Eu tenho dúvidas sobre esta idéia de se construir teorias que se
baseiam essencialmente em constatações subjetivas. O que é subjetivamente
verdadeiro para Jung pode não o ser para outras pessoas. Como fazer
para avaliar o que se está propondo?
> Por isso a minha metafora a respeito do computador, a qual me
> sinto impelido a repetir: se pensarmos o ser humano enquanto um computador
> organico, a Psicologia Cognitiva eh o estudo do "software" desta maquina a
> partir da visao de um cientista (ou seja, uma referencia externa,
> imparcial, objetiva); a Psicologia Analitica eh o estudo do "software"

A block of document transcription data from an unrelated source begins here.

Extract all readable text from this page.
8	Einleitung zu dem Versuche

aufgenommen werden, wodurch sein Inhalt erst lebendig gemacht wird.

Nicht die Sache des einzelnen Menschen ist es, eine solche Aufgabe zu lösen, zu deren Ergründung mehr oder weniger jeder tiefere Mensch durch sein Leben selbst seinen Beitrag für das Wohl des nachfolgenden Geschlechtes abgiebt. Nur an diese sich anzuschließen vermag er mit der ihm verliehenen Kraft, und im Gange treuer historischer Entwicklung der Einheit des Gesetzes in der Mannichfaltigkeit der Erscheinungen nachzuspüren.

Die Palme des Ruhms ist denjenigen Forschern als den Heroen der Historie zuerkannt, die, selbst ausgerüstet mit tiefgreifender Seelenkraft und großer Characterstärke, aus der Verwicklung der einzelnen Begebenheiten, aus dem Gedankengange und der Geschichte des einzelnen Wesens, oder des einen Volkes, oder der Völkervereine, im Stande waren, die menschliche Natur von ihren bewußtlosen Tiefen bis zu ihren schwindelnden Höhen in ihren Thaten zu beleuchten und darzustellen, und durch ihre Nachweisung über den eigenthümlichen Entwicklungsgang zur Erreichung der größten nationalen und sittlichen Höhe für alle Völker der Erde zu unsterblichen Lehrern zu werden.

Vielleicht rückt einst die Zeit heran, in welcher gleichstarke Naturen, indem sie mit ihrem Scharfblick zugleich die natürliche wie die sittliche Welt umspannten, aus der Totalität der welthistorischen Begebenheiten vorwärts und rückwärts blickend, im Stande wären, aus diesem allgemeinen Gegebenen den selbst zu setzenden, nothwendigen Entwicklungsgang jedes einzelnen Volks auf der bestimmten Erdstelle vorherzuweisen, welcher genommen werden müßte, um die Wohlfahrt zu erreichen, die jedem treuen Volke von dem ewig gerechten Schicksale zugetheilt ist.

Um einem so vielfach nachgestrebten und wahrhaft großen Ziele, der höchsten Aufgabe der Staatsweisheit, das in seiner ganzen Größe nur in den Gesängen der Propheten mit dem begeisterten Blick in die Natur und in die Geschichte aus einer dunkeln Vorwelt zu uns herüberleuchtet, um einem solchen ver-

> desta maquina a partir da visao de outro "software" de outra maquina, que
> acaba analisando a si mesma no processo. De fato, a teoria em sua essencia
> mais fiel coloca que nao se pode analisar nem a si nem ao outro, mas sim a
> mistura de ambos e os processos resultantes.
>
Sua analogia aqui é tentadora, mas ainda não consegue me dissuadir
da idéia do risco que se corre em usar a subjetividade como padrão de
mensuração.
> > Se não há hoje nenhuma publicação sobre sonhos em periódicos
> > científicos sérios, acho que isso pode ser indicador de que
> > os experimentos feitos por cientistas sérios *não obtiveram
> > correlação* mesmo durante a fase inicial de estudos. Ou seja,
> > não há muito de objetivo a se obter desse assunto. E se for
> > para imaginar hipóteses não-objetivas, prefiro ficar com a do
> > duende verde que "assobia" em nosso ouvido as coisas relativas
> > aos nossos sonhos.
>
> Com certeza. A maioria dos ditos "junguianos" nao sabe o que fala,
> assim como pessoas como o "Abominavel Joao das Neves" se consideram
> "cientistas" mas nao conseguem manter um dialogo com nivel intelectual
> significativo. Se nao houver logo uma renovacao dentro do corpo de
> estudiosos em Psicologia Analitica, acabando com a "balela" e buscando uma
> verdadeira evolucao da teoria, ateh mesma confrontando-a com as mais
> recentes descobertas da Psicologia Cognitiva e da Genetica, nunca se
> publicara nada de util, nada de valido, e nada sera descoberto.
Concordo, há que se procurar uma validação e comparação da teoria com
outras. Que vença a que tiver melhor desempenho (objetivo!) na predição
e modelagem desse complexo sistema que é a mente humana.